Box: some improvements to prevent public transport fines

In recent years, the current system has been improved. For instance, you won’t be fined anymore if you haven’t used the card at all. In the past, you would get a fine anyway. This modification drastically reduced the number of fines.

DUO also gives clearer – but not quicker – warnings about these fines than it used to. In the old days, students would receive an email saying a message was waiting for them in ‘Mijn DUO’. As this didn’t sound too urgent, students didn’t always realise they were getting fines.

These days, expired public transport cards also end up on a ‘blacklist’ after a while, so you can’t use them to check in anymore. Before, this only happened after a year.
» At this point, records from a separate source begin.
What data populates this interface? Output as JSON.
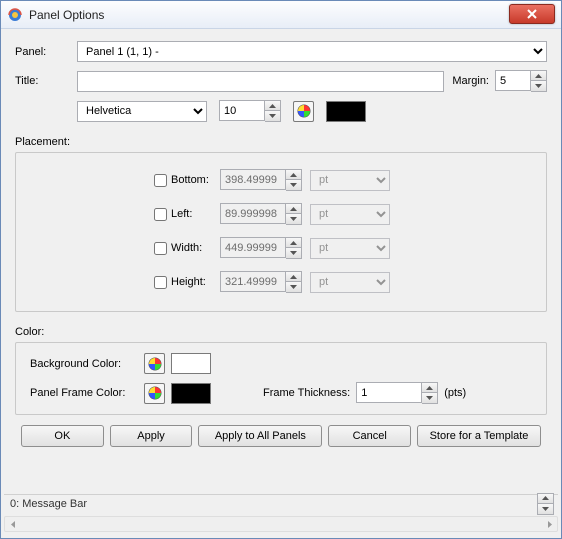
{
  "window": {
    "title": "Panel Options"
  },
  "panel": {
    "label": "Panel:",
    "selected": "Panel 1 (1, 1)  -"
  },
  "title": {
    "label": "Title:",
    "value": "",
    "marginLabel": "Margin:",
    "marginValue": "5",
    "font": "Helvetica",
    "fontSize": "10",
    "colorSwatch": "#000000"
  },
  "placement": {
    "label": "Placement:",
    "rows": [
      {
        "label": "Bottom:",
        "value": "398.49999",
        "unit": "pt"
      },
      {
        "label": "Left:",
        "value": "89.999998",
        "unit": "pt"
      },
      {
        "label": "Width:",
        "value": "449.99999",
        "unit": "pt"
      },
      {
        "label": "Height:",
        "value": "321.49999",
        "unit": "pt"
      }
    ]
  },
  "color": {
    "label": "Color:",
    "bgLabel": "Background Color:",
    "bgSwatch": "#ffffff",
    "frameLabel": "Panel Frame Color:",
    "frameSwatch": "#000000",
    "thicknessLabel": "Frame Thickness:",
    "thicknessValue": "1",
    "thicknessUnit": "(pts)"
  },
  "buttons": {
    "ok": "OK",
    "apply": "Apply",
    "applyAll": "Apply to All Panels",
    "cancel": "Cancel",
    "store": "Store for a Template"
  },
  "messageBar": "0: Message Bar"
}
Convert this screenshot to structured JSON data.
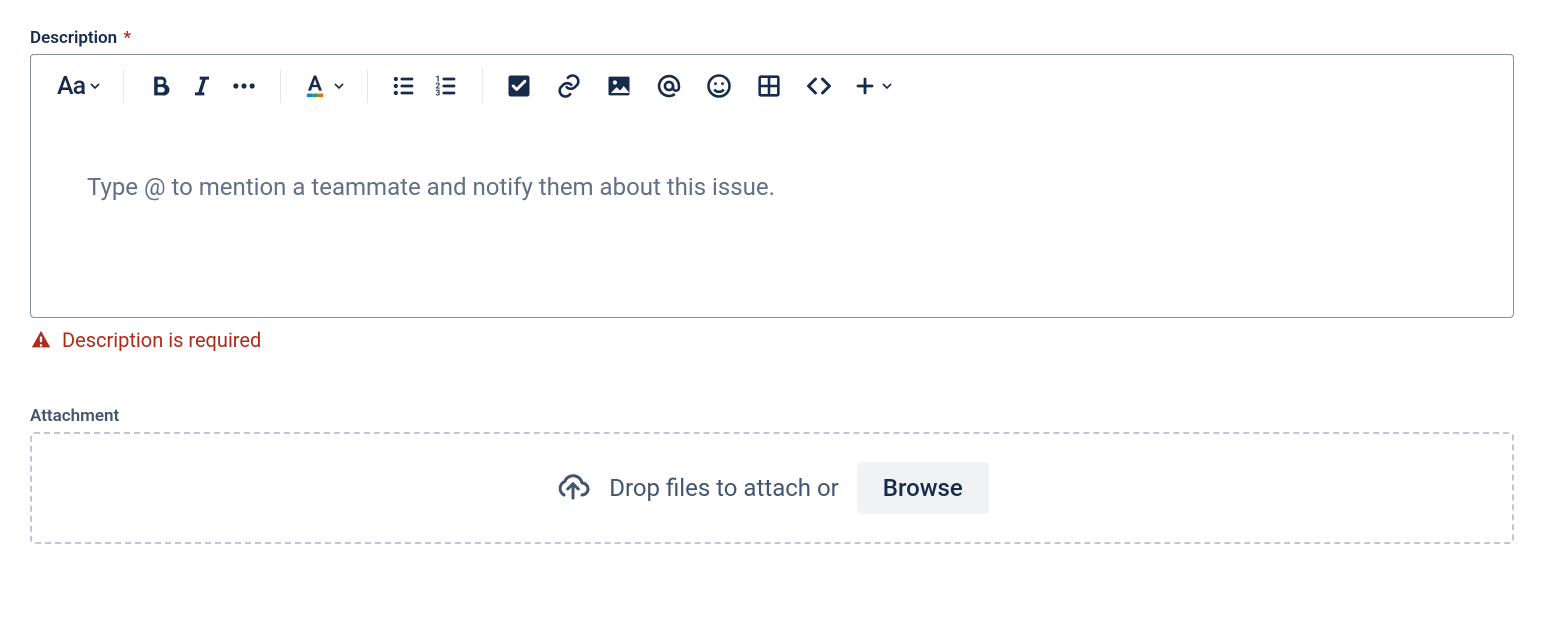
{
  "description": {
    "label": "Description",
    "required_marker": "*",
    "placeholder": "Type @ to mention a teammate and notify them about this issue.",
    "error_message": "Description is required"
  },
  "toolbar": {
    "text_style_label": "Aa",
    "icons": {
      "text_style": "text-style",
      "bold": "bold",
      "italic": "italic",
      "more": "more-formatting",
      "text_color": "text-color",
      "bullet_list": "bullet-list",
      "numbered_list": "numbered-list",
      "checkbox": "action-item",
      "link": "link",
      "image": "image",
      "mention": "mention",
      "emoji": "emoji",
      "table": "table",
      "code": "code-snippet",
      "plus": "insert"
    }
  },
  "attachment": {
    "label": "Attachment",
    "dropzone_text": "Drop files to attach or",
    "browse_label": "Browse"
  }
}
This can’t automatically be done for all cards, because the capacity of the blacklist is limited.

Response by the Ministry of Education, Culture and Science (OCW)

“OCW strives for optimal service provision to students. It is exactly to prevent unnecessary debts that several measures have been taken in recent years to reduce the number of public transport fines. This has been successful: from more than 50 million in 2014 to 12.2 million in 2019 and 6.2 million in 2023. This is set to decrease further with OVpay, because students will no longer have to go to the payment terminal to cancel the student travel product. They will be able to do so online.

DUO will also have the travel product blocked 30 days after the student travel rights end. Because of this, it will occur less frequently that students continue to travel with the same public transport card.

Thanks to OVpay, it is technically possible to cancel the travel product almost immediately (and automatically) after expiration of the rights. OCW is currently looking into whether it is desirable to keep the ‘delay’ of 30 days, or whether this is to be abolished. In the past, this delay was 60 days.

The dilemma is that shortening the term will reduce the risk of getting a public transport fine for one student, while for another student it may mean they are unintentionally left without a travel product.

The public transport fines will not disappear altogether, as they are intended to combat the unlawful use of the student travel product once the travel rights have expired. The fines also compensate the public transport companies for missed revenues. After all, OCW does not pay for students whose eligibility for the student travel product has expired.”